The whole state of your app is stored in an object tree inside a single store.
The only way to change the state tree is to send a command, an object describing what happened.
To specify how the commands transform the state tree, you write pure handlers.

That's it!

import createStore from 'flypro';

// This is a handler, pure function with (state, command) => state signature.
// It describes how command transforms the state into the next state.
function counter(state = 0, command) {
    switch (command.type) {
        case 'INCREMENT':
            return state + 1;
        case 'DECREMENT':
            return state - 1;
        default:
            return state;
    }
}

// Create a Flypro store holding the state of your app.
let store = createStore(counter);

// You can use subscribe() to update the UI in response to state changes.
// Normally you'd use a view binding library (e.g. React Flypro) rather than subscribe() directly.
store.subscribe(() => console.log(store.getState()));

// The only way to change the internal state is to send an command.
store.send({ type: 'INCREMENT' }); // 1
store.send({ type: 'INCREMENT' }); // 2
store.send({ type: 'DECREMENT' }); // 1

Instead of mutating the state directly, you specify the mutations you want to happen with plain objects called commands. Then you write a special function called handler to decide how every command transforms the entire application's state.

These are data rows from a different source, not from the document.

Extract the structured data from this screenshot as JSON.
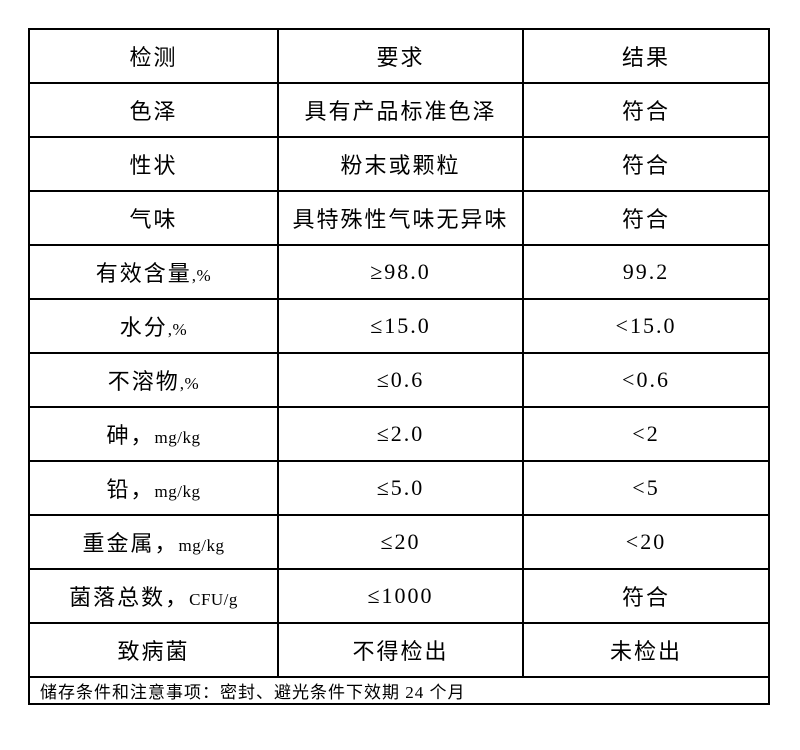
{
  "colors": {
    "background": "#ffffff",
    "border": "#000000",
    "text": "#000000"
  },
  "table": {
    "headers": [
      "检测",
      "要求",
      "结果"
    ],
    "rows": [
      {
        "item_zh": "色泽",
        "item_unit": "",
        "requirement": "具有产品标准色泽",
        "result": "符合"
      },
      {
        "item_zh": "性状",
        "item_unit": "",
        "requirement": "粉末或颗粒",
        "result": "符合"
      },
      {
        "item_zh": "气味",
        "item_unit": "",
        "requirement": "具特殊性气味无异味",
        "result": "符合"
      },
      {
        "item_zh": "有效含量",
        "item_unit": ",%",
        "requirement": "≥98.0",
        "result": "99.2"
      },
      {
        "item_zh": "水分",
        "item_unit": ",%",
        "requirement": "≤15.0",
        "result": "<15.0"
      },
      {
        "item_zh": "不溶物",
        "item_unit": ",%",
        "requirement": "≤0.6",
        "result": "<0.6"
      },
      {
        "item_zh": "砷，",
        "item_unit": "mg/kg",
        "requirement": "≤2.0",
        "result": "<2"
      },
      {
        "item_zh": "铅，",
        "item_unit": "mg/kg",
        "requirement": "≤5.0",
        "result": "<5"
      },
      {
        "item_zh": "重金属，",
        "item_unit": "mg/kg",
        "requirement": "≤20",
        "result": "<20"
      },
      {
        "item_zh": "菌落总数，",
        "item_unit": "CFU/g",
        "requirement": "≤1000",
        "result": "符合"
      },
      {
        "item_zh": "致病菌",
        "item_unit": "",
        "requirement": "不得检出",
        "result": "未检出"
      }
    ],
    "footer": "储存条件和注意事项：密封、避光条件下效期 24 个月"
  }
}
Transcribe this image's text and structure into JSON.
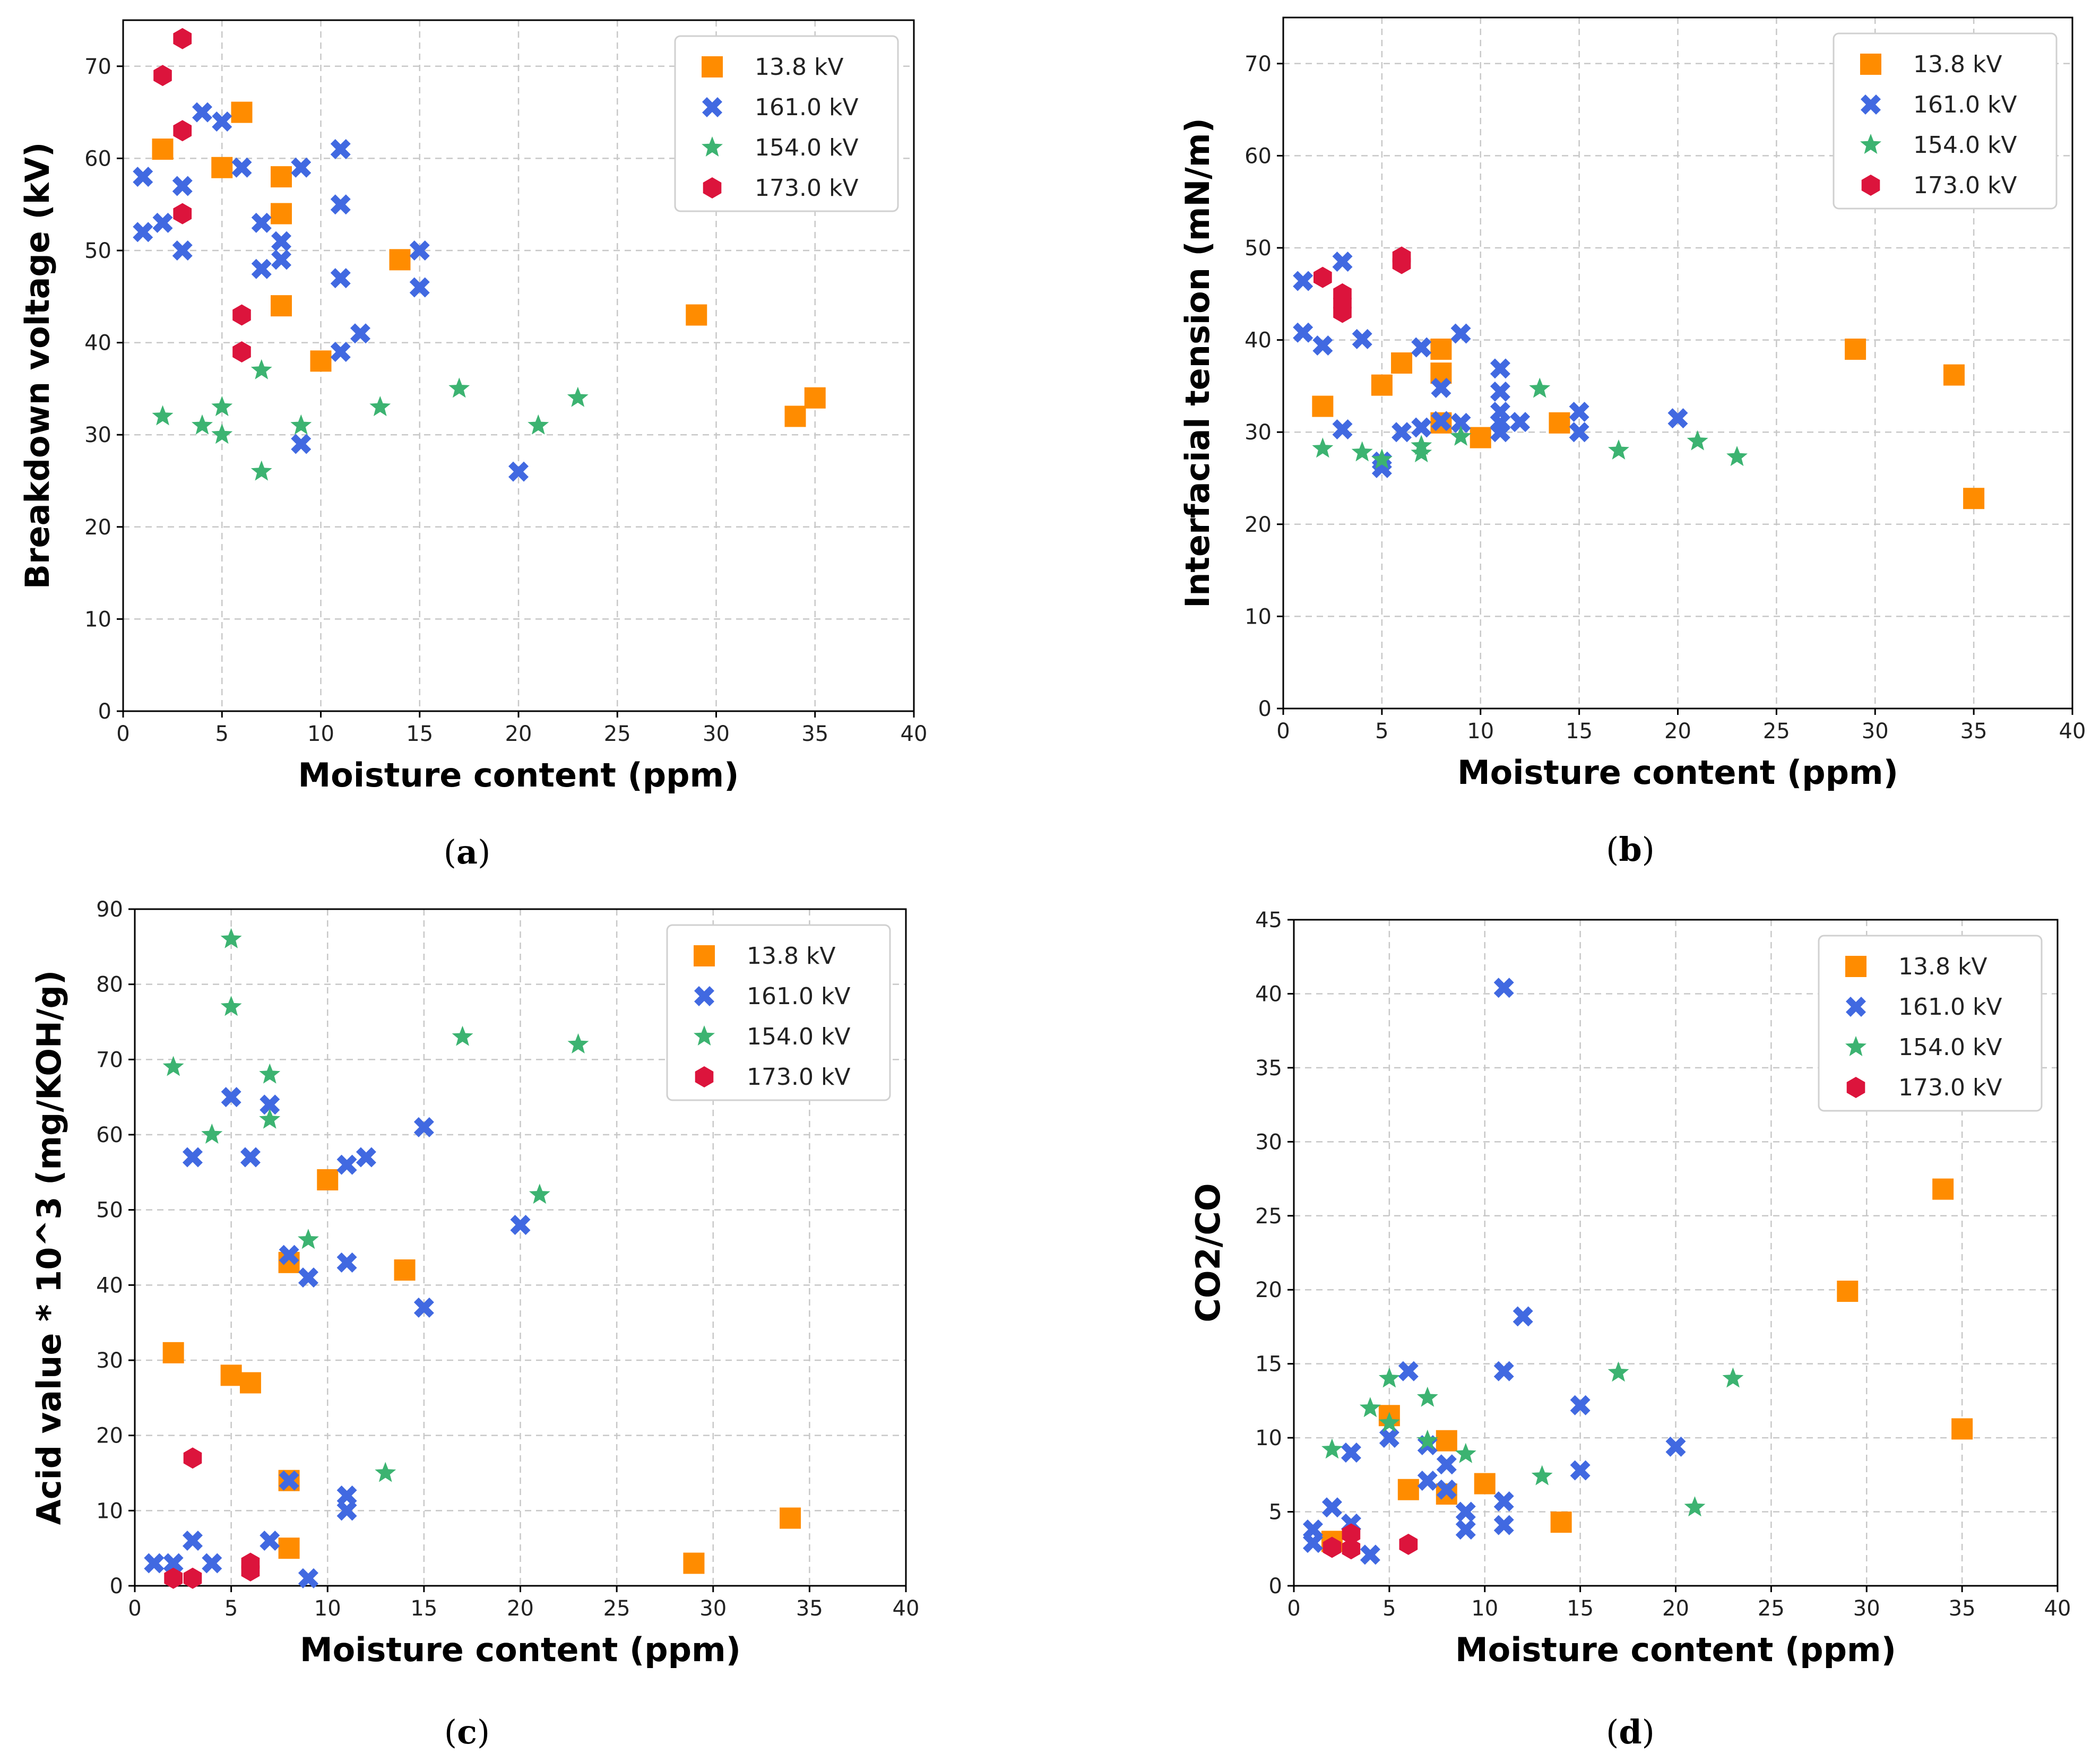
{
  "series_styles": [
    {
      "name": "13.8 kV",
      "marker": "square",
      "color": "#FF8C00"
    },
    {
      "name": "161.0 kV",
      "marker": "x",
      "color": "#4169E1"
    },
    {
      "name": "154.0 kV",
      "marker": "star",
      "color": "#3CB371"
    },
    {
      "name": "173.0 kV",
      "marker": "hexagon",
      "color": "#DC143C"
    }
  ],
  "chart_data": [
    {
      "type": "scatter",
      "caption_letter": "a",
      "xlabel": "Moisture content (ppm)",
      "ylabel": "Breakdown voltage (kV)",
      "xlim": [
        0,
        40
      ],
      "ylim": [
        0,
        75
      ],
      "xticks": [
        0,
        5,
        10,
        15,
        20,
        25,
        30,
        35,
        40
      ],
      "yticks": [
        0,
        10,
        20,
        30,
        40,
        50,
        60,
        70
      ],
      "legend_position": "top-right",
      "series": [
        {
          "name": "13.8 kV",
          "points": [
            [
              2,
              61
            ],
            [
              5,
              59
            ],
            [
              6,
              65
            ],
            [
              8,
              58
            ],
            [
              8,
              54
            ],
            [
              8,
              44
            ],
            [
              10,
              38
            ],
            [
              14,
              49
            ],
            [
              29,
              43
            ],
            [
              34,
              32
            ],
            [
              35,
              34
            ]
          ]
        },
        {
          "name": "161.0 kV",
          "points": [
            [
              1,
              58
            ],
            [
              1,
              52
            ],
            [
              2,
              53
            ],
            [
              3,
              57
            ],
            [
              3,
              50
            ],
            [
              4,
              65
            ],
            [
              5,
              64
            ],
            [
              6,
              59
            ],
            [
              7,
              53
            ],
            [
              7,
              48
            ],
            [
              8,
              51
            ],
            [
              8,
              49
            ],
            [
              9,
              59
            ],
            [
              9,
              29
            ],
            [
              11,
              61
            ],
            [
              11,
              55
            ],
            [
              11,
              47
            ],
            [
              11,
              39
            ],
            [
              12,
              41
            ],
            [
              15,
              50
            ],
            [
              15,
              46
            ],
            [
              20,
              26
            ]
          ]
        },
        {
          "name": "154.0 kV",
          "points": [
            [
              2,
              32
            ],
            [
              4,
              31
            ],
            [
              5,
              33
            ],
            [
              5,
              30
            ],
            [
              7,
              37
            ],
            [
              7,
              26
            ],
            [
              9,
              31
            ],
            [
              13,
              33
            ],
            [
              17,
              35
            ],
            [
              21,
              31
            ],
            [
              23,
              34
            ]
          ]
        },
        {
          "name": "173.0 kV",
          "points": [
            [
              2,
              69
            ],
            [
              3,
              73
            ],
            [
              3,
              63
            ],
            [
              3,
              54
            ],
            [
              6,
              43
            ],
            [
              6,
              39
            ]
          ]
        }
      ]
    },
    {
      "type": "scatter",
      "caption_letter": "b",
      "xlabel": "Moisture content (ppm)",
      "ylabel": "Interfacial tension (mN/m)",
      "xlim": [
        0,
        40
      ],
      "ylim": [
        0,
        75
      ],
      "xticks": [
        0,
        5,
        10,
        15,
        20,
        25,
        30,
        35,
        40
      ],
      "yticks": [
        0,
        10,
        20,
        30,
        40,
        50,
        60,
        70
      ],
      "legend_position": "top-right",
      "series": [
        {
          "name": "13.8 kV",
          "points": [
            [
              2,
              32.8
            ],
            [
              5,
              35.1
            ],
            [
              6,
              37.5
            ],
            [
              8,
              39
            ],
            [
              8,
              36.4
            ],
            [
              8,
              31
            ],
            [
              10,
              29.4
            ],
            [
              14,
              31
            ],
            [
              29,
              39
            ],
            [
              34,
              36.2
            ],
            [
              35,
              22.8
            ]
          ]
        },
        {
          "name": "161.0 kV",
          "points": [
            [
              1,
              46.4
            ],
            [
              1,
              40.8
            ],
            [
              2,
              39.4
            ],
            [
              3,
              48.5
            ],
            [
              3,
              30.3
            ],
            [
              4,
              40.1
            ],
            [
              5,
              26.8
            ],
            [
              5,
              26.1
            ],
            [
              6,
              30
            ],
            [
              7,
              39.2
            ],
            [
              7,
              30.5
            ],
            [
              8,
              34.8
            ],
            [
              8,
              31.2
            ],
            [
              9,
              40.7
            ],
            [
              9,
              31
            ],
            [
              11,
              36.9
            ],
            [
              11,
              34.4
            ],
            [
              11,
              32.2
            ],
            [
              11,
              31
            ],
            [
              11,
              30
            ],
            [
              12,
              31.1
            ],
            [
              15,
              32.2
            ],
            [
              15,
              30
            ],
            [
              20,
              31.5
            ]
          ]
        },
        {
          "name": "154.0 kV",
          "points": [
            [
              2,
              28.2
            ],
            [
              4,
              27.8
            ],
            [
              5,
              27
            ],
            [
              7,
              28.5
            ],
            [
              7,
              27.7
            ],
            [
              9,
              29.5
            ],
            [
              13,
              34.7
            ],
            [
              17,
              28
            ],
            [
              21,
              29
            ],
            [
              23,
              27.3
            ]
          ]
        },
        {
          "name": "173.0 kV",
          "points": [
            [
              2,
              46.8
            ],
            [
              3,
              45
            ],
            [
              3,
              44
            ],
            [
              3,
              43
            ],
            [
              6,
              49
            ],
            [
              6,
              48.3
            ]
          ]
        }
      ]
    },
    {
      "type": "scatter",
      "caption_letter": "c",
      "xlabel": "Moisture content (ppm)",
      "ylabel": "Acid value * 10^3 (mg/KOH/g)",
      "xlim": [
        0,
        40
      ],
      "ylim": [
        0,
        90
      ],
      "xticks": [
        0,
        5,
        10,
        15,
        20,
        25,
        30,
        35,
        40
      ],
      "yticks": [
        0,
        10,
        20,
        30,
        40,
        50,
        60,
        70,
        80,
        90
      ],
      "legend_position": "top-right",
      "series": [
        {
          "name": "13.8 kV",
          "points": [
            [
              2,
              31
            ],
            [
              5,
              28
            ],
            [
              6,
              27
            ],
            [
              8,
              43
            ],
            [
              8,
              14
            ],
            [
              8,
              5
            ],
            [
              10,
              54
            ],
            [
              14,
              42
            ],
            [
              29,
              3
            ],
            [
              34,
              9
            ]
          ]
        },
        {
          "name": "161.0 kV",
          "points": [
            [
              1,
              3
            ],
            [
              2,
              3
            ],
            [
              3,
              57
            ],
            [
              3,
              6
            ],
            [
              4,
              3
            ],
            [
              5,
              65
            ],
            [
              6,
              57
            ],
            [
              7,
              64
            ],
            [
              7,
              6
            ],
            [
              8,
              44
            ],
            [
              8,
              14
            ],
            [
              9,
              41
            ],
            [
              9,
              1
            ],
            [
              11,
              56
            ],
            [
              11,
              43
            ],
            [
              11,
              12
            ],
            [
              11,
              10
            ],
            [
              12,
              57
            ],
            [
              15,
              61
            ],
            [
              15,
              37
            ],
            [
              20,
              48
            ]
          ]
        },
        {
          "name": "154.0 kV",
          "points": [
            [
              2,
              69
            ],
            [
              4,
              60
            ],
            [
              5,
              86
            ],
            [
              5,
              77
            ],
            [
              7,
              68
            ],
            [
              7,
              62
            ],
            [
              9,
              46
            ],
            [
              13,
              15
            ],
            [
              17,
              73
            ],
            [
              21,
              52
            ],
            [
              23,
              72
            ]
          ]
        },
        {
          "name": "173.0 kV",
          "points": [
            [
              2,
              1
            ],
            [
              3,
              17
            ],
            [
              3,
              1
            ],
            [
              6,
              3
            ],
            [
              6,
              2
            ]
          ]
        }
      ]
    },
    {
      "type": "scatter",
      "caption_letter": "d",
      "xlabel": "Moisture content (ppm)",
      "ylabel": "CO2/CO",
      "xlim": [
        0,
        40
      ],
      "ylim": [
        0,
        45
      ],
      "xticks": [
        0,
        5,
        10,
        15,
        20,
        25,
        30,
        35,
        40
      ],
      "yticks": [
        0,
        5,
        10,
        15,
        20,
        25,
        30,
        35,
        40,
        45
      ],
      "legend_position": "top-right",
      "series": [
        {
          "name": "13.8 kV",
          "points": [
            [
              2,
              3
            ],
            [
              5,
              11.5
            ],
            [
              6,
              6.5
            ],
            [
              8,
              9.8
            ],
            [
              8,
              6.2
            ],
            [
              10,
              6.9
            ],
            [
              14,
              4.3
            ],
            [
              29,
              19.9
            ],
            [
              34,
              26.8
            ],
            [
              35,
              10.6
            ]
          ]
        },
        {
          "name": "161.0 kV",
          "points": [
            [
              1,
              3.8
            ],
            [
              1,
              2.9
            ],
            [
              2,
              5.3
            ],
            [
              3,
              9
            ],
            [
              3,
              4.2
            ],
            [
              4,
              2.1
            ],
            [
              5,
              10
            ],
            [
              6,
              14.5
            ],
            [
              7,
              9.5
            ],
            [
              7,
              7.1
            ],
            [
              8,
              8.2
            ],
            [
              8,
              6.5
            ],
            [
              9,
              5
            ],
            [
              9,
              3.8
            ],
            [
              11,
              40.4
            ],
            [
              11,
              14.5
            ],
            [
              11,
              5.7
            ],
            [
              11,
              4.1
            ],
            [
              12,
              18.2
            ],
            [
              15,
              12.2
            ],
            [
              15,
              7.8
            ],
            [
              20,
              9.4
            ]
          ]
        },
        {
          "name": "154.0 kV",
          "points": [
            [
              2,
              9.2
            ],
            [
              4,
              12
            ],
            [
              5,
              14
            ],
            [
              5,
              11
            ],
            [
              7,
              12.7
            ],
            [
              7,
              9.8
            ],
            [
              9,
              8.9
            ],
            [
              13,
              7.4
            ],
            [
              17,
              14.4
            ],
            [
              21,
              5.3
            ],
            [
              23,
              14
            ]
          ]
        },
        {
          "name": "173.0 kV",
          "points": [
            [
              2,
              2.6
            ],
            [
              3,
              3.5
            ],
            [
              3,
              2.5
            ],
            [
              6,
              2.8
            ]
          ]
        }
      ]
    }
  ]
}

If you're coming from Flux, there is a single important difference you need to understand. Flypro doesn't have a Dispatcher or support many stores. Instead, there is just a single store with a single root handler function. As your app grows, instead of adding stores, you split the root handler into smaller handlers independently operating on the different parts of the state tree. This is exactly like there is just one root component in a React app, but it is composed out of many small components.

Examples

Change Log

This project adheres to Semantic Versioning. Every release is documented on the GitHub Releases page.